Fortunately, I have two curious and inquisitive sons who have helped me retain my own particular (some might say peculiar) childlike sense of wonder. Over the past several years, they’ve regularly reminded me, for instance, that some of nature’s most interesting inhabitants live right under our noses — in the unnoticed corners and out-of-the-way crannies of our homes. There are the beetles in the basement and the occasional bat in the attic; the silverfish that skitter across the pages of old magazines; the Polistes wasps that build honeycomblike paper nests between the windows; the mouse that comes out at night in search of kitchen-floor crumbs. Add to those creatures the usual cavalcade of ants and flies, and it’s plain that the average home is not only where the heart is, but also where there’s an abundance of wildlife.

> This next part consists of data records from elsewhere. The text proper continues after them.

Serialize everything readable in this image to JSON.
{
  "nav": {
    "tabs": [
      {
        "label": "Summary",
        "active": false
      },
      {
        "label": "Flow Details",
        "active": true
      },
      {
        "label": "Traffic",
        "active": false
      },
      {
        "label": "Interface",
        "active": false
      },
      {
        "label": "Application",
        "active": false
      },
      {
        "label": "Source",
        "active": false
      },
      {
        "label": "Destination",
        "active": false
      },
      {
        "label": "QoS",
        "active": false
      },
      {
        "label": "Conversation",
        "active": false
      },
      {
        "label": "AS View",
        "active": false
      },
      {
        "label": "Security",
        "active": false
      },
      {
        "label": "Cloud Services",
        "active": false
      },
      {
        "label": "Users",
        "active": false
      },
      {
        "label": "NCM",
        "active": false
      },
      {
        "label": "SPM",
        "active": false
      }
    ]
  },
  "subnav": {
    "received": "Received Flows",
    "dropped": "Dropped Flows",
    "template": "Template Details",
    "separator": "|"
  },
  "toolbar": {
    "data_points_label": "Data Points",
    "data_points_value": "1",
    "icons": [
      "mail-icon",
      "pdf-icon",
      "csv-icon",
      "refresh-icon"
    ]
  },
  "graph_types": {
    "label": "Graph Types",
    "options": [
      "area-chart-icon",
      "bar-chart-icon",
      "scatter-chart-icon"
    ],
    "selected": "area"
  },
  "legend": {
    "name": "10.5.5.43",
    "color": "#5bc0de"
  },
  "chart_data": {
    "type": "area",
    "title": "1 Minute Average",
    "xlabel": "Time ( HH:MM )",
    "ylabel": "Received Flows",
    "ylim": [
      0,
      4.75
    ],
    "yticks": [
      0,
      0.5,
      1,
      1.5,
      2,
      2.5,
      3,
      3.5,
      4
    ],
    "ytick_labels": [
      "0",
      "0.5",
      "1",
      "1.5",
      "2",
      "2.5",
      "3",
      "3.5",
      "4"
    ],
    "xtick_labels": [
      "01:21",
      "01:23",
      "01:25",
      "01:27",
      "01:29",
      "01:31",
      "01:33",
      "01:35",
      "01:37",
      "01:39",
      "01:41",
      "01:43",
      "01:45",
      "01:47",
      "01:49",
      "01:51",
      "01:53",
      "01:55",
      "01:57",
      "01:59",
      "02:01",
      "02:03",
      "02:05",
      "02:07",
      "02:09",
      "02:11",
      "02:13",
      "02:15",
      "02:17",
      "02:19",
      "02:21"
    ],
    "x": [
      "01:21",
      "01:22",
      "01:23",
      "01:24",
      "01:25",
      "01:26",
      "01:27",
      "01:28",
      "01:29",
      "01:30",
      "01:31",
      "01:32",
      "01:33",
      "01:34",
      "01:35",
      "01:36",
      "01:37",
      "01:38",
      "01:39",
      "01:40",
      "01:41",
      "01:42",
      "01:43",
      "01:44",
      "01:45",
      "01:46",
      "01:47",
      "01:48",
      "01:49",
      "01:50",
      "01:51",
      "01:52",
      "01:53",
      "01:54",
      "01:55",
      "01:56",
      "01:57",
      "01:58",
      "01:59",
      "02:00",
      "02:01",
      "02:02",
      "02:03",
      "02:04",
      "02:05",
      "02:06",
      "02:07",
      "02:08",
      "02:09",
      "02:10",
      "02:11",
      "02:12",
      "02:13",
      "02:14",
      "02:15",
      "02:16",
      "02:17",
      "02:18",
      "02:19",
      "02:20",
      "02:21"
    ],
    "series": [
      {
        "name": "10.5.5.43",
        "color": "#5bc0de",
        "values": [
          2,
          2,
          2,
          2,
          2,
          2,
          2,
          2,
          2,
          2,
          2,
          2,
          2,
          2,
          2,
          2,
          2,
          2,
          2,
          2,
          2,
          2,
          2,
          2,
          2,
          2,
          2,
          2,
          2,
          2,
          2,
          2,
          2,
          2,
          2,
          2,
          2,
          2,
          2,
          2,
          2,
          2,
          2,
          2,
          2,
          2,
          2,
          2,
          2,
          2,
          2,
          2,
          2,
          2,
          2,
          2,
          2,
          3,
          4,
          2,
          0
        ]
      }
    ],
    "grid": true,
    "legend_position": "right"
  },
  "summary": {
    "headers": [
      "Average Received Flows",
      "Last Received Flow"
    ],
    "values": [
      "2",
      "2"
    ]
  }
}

My favorite domestic denizens are spiders. In summer on the back porch, we sometimes find harmless and tiny but fierce-looking and beady-eyed jumping spiders — the Pekingese of the spider world. Move your hand toward one and it may well leap at you, not away, in a show of feigned aggression that has intimidated countless Homo sapiens. Jumping spiders don’t spin a web; they capture a meal by stalking their buggy prey and pouncing on it, like a cat.
Only a handful of spiders are actually dangerous to humans. Occasionally, in garden debris, I’ve run across a black widow, easily recognizable by its round, pea-size and polished ebony body and telltale red-marked underbelly (the marking is sometimes, but not always, hourglass-shaped). Named for the female’s alleged habit of eating the smaller male after mating, black widows are the most venomous spider in the United States. Fortunately, they prefer outdoor habitat.
The infamous brown recluse, on the other hand, not only lives outside in woodpiles and loose brush, but also indoors under furniture or in seldom-
visited corners of closets and attics. Also known as a “fiddleback” or “violin spider,” the half- to 1-inch-long recluse has a distinctive yellowish-orange head topped by a brown, violin-shaped marking. Both types of spiders bite only in self-defense, so I wear gloves when doing chores in likely spider territory such as the woodpile or the basement.